3. Form II of zolpidem hemitartrate having characteristic DSC thermogram as depicted
in Figure 2 wherein characteristic endothermic peak is observed between about 205°C
and211°C.
4. Form II of zolpidem hemitartrate having characteristic TGA profile as depicted in
Figure 3 exhibiting characteristic weight losses in TGA, of about 2.0% at around 70°C
and of about 33% w/w at around 225°C.
5. Form II of zolpidem hemitartrate having particle size distribution wherein 90% of
particles have diameter of 70 microns or less.

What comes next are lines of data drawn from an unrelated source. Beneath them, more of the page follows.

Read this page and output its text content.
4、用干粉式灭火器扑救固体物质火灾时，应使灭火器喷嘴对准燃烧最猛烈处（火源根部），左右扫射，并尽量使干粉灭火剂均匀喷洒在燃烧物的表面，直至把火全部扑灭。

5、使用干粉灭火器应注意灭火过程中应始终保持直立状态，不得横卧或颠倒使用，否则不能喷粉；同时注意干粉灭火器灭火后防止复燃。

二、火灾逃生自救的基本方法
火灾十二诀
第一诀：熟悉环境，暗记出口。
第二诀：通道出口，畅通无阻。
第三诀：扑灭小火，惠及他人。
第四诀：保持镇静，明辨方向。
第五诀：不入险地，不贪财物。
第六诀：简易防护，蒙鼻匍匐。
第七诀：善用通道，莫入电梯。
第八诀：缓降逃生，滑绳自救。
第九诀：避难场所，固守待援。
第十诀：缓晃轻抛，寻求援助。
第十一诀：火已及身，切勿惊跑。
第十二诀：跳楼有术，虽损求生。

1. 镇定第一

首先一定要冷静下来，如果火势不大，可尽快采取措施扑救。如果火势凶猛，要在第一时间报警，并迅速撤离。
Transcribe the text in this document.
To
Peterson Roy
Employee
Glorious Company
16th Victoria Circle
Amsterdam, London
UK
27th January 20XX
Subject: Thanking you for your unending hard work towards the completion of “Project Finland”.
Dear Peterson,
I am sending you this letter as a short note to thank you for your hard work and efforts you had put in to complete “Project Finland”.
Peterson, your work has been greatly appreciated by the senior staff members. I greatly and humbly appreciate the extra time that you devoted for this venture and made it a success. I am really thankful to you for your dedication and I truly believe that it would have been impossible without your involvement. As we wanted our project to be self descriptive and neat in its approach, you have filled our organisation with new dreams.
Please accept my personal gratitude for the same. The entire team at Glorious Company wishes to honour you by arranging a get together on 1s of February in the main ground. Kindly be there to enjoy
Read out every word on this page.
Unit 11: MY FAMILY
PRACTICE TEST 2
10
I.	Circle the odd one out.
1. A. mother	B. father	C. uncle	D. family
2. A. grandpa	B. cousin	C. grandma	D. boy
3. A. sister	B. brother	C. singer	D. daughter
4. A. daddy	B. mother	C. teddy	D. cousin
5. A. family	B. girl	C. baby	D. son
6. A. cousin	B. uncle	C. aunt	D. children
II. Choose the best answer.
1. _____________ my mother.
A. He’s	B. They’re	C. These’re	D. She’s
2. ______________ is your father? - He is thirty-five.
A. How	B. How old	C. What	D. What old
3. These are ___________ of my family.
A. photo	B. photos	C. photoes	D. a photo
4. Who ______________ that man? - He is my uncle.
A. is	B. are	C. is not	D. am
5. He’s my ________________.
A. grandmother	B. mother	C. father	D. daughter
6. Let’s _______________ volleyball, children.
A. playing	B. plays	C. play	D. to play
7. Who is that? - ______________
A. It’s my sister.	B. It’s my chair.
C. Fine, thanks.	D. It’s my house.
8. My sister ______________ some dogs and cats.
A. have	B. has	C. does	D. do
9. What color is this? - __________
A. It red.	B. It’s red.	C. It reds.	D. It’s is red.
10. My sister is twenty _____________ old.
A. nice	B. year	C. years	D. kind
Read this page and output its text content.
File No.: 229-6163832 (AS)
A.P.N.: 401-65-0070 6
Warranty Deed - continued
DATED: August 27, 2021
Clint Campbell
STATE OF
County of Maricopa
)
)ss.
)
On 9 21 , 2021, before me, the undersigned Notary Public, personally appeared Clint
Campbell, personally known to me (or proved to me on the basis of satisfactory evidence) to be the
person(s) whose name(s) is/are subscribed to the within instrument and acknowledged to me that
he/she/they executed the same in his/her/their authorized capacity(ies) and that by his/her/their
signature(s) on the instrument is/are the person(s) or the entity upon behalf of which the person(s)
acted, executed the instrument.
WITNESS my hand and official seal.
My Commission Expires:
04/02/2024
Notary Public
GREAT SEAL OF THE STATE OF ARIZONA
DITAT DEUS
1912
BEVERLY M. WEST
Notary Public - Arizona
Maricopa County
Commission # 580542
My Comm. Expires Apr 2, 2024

6. Form II of zolpidem hemitartrate according to claim 5 wherein 90% of particles have
diameter of 40 microns or less.
7. A process for preparation of crystalline zolpidem hemitartrate wherein the said process comprises of,
a) spraying a solution of zolpidem hemitartrate in an organic solvent in a supercritical
fluid,
b) isolating crystalline zolpidem hemitartrate.
8. A process according to claim 7 wherein the organic solvent is selected from C3-10 ketone, C1-4 alkanol, C3-6 ethers, nitriles or mixtures thereof.
9. A process according to claim 7 wherein the supercritical fluid is carbon dioxide.
10. A process according to claim 7 wherein the solution of zolpidem hemitartrate is
sprayed at a rate of 0.2-3.0 kg/hour.